Nadia. Mi è piaciuto molto, è un libro molto ricco. Cito, all'inizio, il pezzo del “pensare”, poi, il rapporto con gli animali che rivela una sorta di volontà di abbruttirsi l’anima, forse, per abituarsi a trattare il nemico come “cosa”, riducendolo all'essenza di bestia. Un modo classico per giustificare la violenza e la sopraffazione. Trovo interessante la parte riguardante i dubbi dell’io narrante, per esempio, quando verso la fine entra in scena la cosiddetta madre-leonessa, dipinta molto bene, questi dubbi si infittiscono.
Bruno. Faccio notare che in Israele l’esercito prevede la leva obbligatoria, inoltre, molti personaggi della politica provengono dall'esercito.

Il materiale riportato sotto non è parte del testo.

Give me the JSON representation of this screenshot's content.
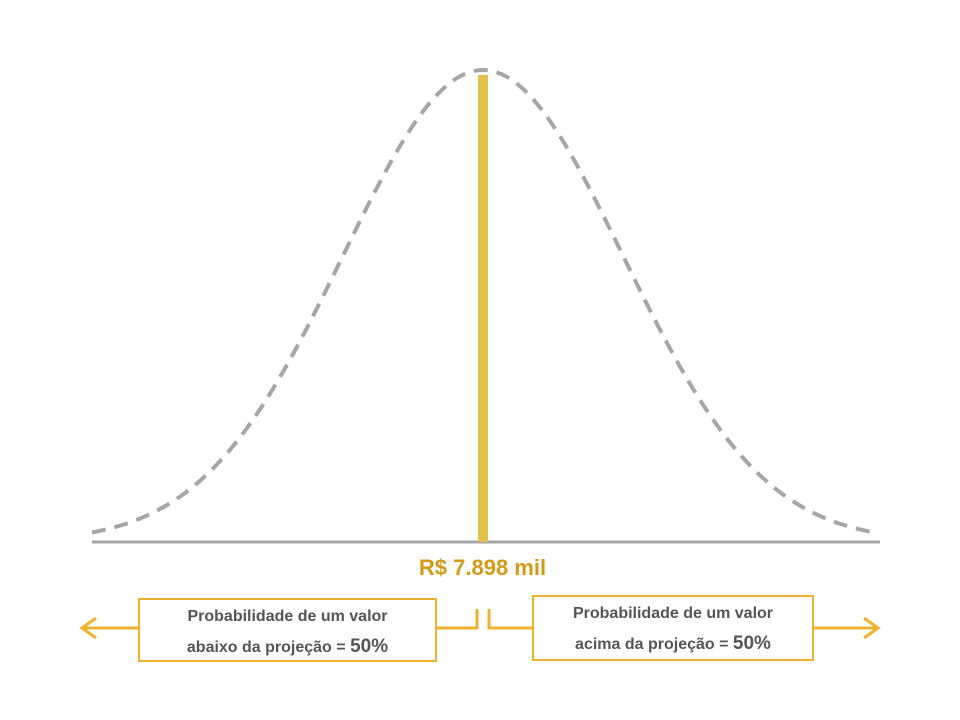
{
  "median_label": "R$ 7.898 mil",
  "left_box": {
    "line1": "Probabilidade  de um valor",
    "line2_prefix": "abaixo da projeção = ",
    "percent": "50%"
  },
  "right_box": {
    "line1": "Probabilidade  de um valor",
    "line2_prefix": "acima da projeção = ",
    "percent": "50%"
  },
  "colors": {
    "curve": "#a6a6a6",
    "median_line": "#e3c04c",
    "median_text": "#d49a16",
    "accent": "#f0b030",
    "box_text": "#555555"
  }
}
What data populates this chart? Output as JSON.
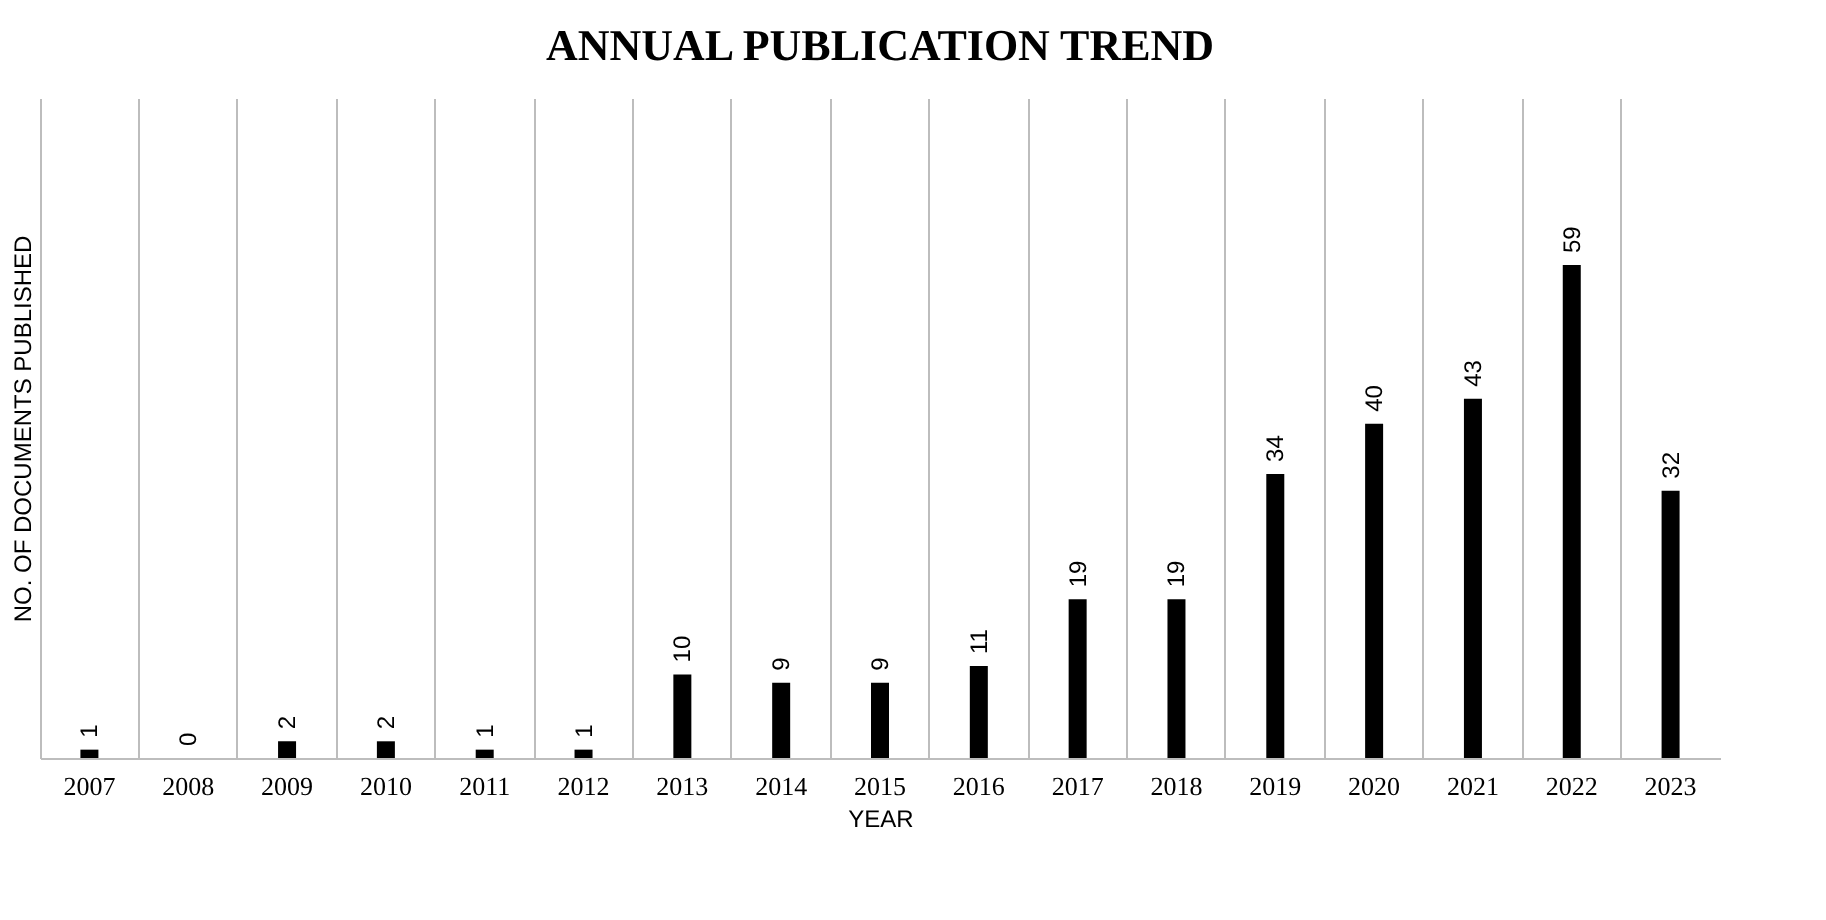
{
  "chart_data": {
    "type": "bar",
    "title": "ANNUAL PUBLICATION TREND",
    "xlabel": "YEAR",
    "ylabel": "NO. OF DOCUMENTS PUBLISHED",
    "categories": [
      "2007",
      "2008",
      "2009",
      "2010",
      "2011",
      "2012",
      "2013",
      "2014",
      "2015",
      "2016",
      "2017",
      "2018",
      "2019",
      "2020",
      "2021",
      "2022",
      "2023"
    ],
    "values": [
      1,
      0,
      2,
      2,
      1,
      1,
      10,
      9,
      9,
      11,
      19,
      19,
      34,
      40,
      43,
      59,
      32
    ],
    "color": "#000000",
    "ylim": [
      0,
      79
    ],
    "data_labels": true,
    "grid": "x",
    "tick_labels": "x"
  }
}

Franco. L’autore stesso ha un passato nell'esercito, quindi, ha avuto trascorsi politici ed è stato un parlamentare. Nel libro mi ha colpito tra l’altro il richiamo frequente all'elemento acqua e anche al fango. In sostanza, questo è un romanzo di guerra che mi ha richiamato alla mente alcuni classici come “Niente di nuovo sul fronte occidentale” e “Un anno sull'altipiano”.